Les Bleus dominated Australia, recording their second biggest win against the Wallabies as they prevailed 33-6 before overpowering Argentina 39-22.
They were less at ease against Samoa, conceding an early try before Michalak scored all but three of his team’s points at the Stade de France.
The last three times France won all of their November internationals, Michalak was in the team and that may not be just a coincidence.
This November, Michalak scored 58 of France’s 94 points in the three tests, with a successful kick percentage of 92 percent having slotted in 20 kicks from 22 attempts - including a couple of drop goals.
“New staff, new adventure. Maybe at some point I did not give the necessary effort to come back with the France team. It is a vicious circle. But then there were the Sharks and Toulon. It put me back on track,” Michalak told reporters.
He also scored a try to help France stay in the mix after falling behind early against Samoa on Saturday and was named man of the match, just like against Australia.
“He’s got everything. He is a versatile player. (In November) he has been precise, his kicking has been efficient and he brought us his experience,” scrumhalf Maxime Machenaud told reporters.

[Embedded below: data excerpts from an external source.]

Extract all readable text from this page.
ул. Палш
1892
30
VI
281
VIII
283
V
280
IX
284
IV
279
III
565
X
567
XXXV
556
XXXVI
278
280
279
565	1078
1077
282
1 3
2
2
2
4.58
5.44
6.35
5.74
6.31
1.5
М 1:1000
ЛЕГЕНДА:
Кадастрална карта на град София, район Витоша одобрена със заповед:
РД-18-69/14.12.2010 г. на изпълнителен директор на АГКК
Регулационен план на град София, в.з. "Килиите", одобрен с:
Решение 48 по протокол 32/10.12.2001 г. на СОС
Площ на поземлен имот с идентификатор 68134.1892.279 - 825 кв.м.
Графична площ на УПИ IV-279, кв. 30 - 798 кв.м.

“Even if it is a collective sport, he still scored a try on his own.”
It was not all about Michalak, though.
The France “backbone” was superb, with fullback Brice Dulin and Machenaud showing they have what it takes to help Les Bleus to the next level.
Hooker Dimitri Szarzewski also showed solidity in taking over from the retired William Servat.
The team, which still has time to grow and turn the youngsters into seasoned international players, will avoid Australia, New Zealand and South Africa in the first round of the next World Cup as they leapfrogged a disappointing England side into fourth place in the IRB rankings.
The draw will be made in London on December 3.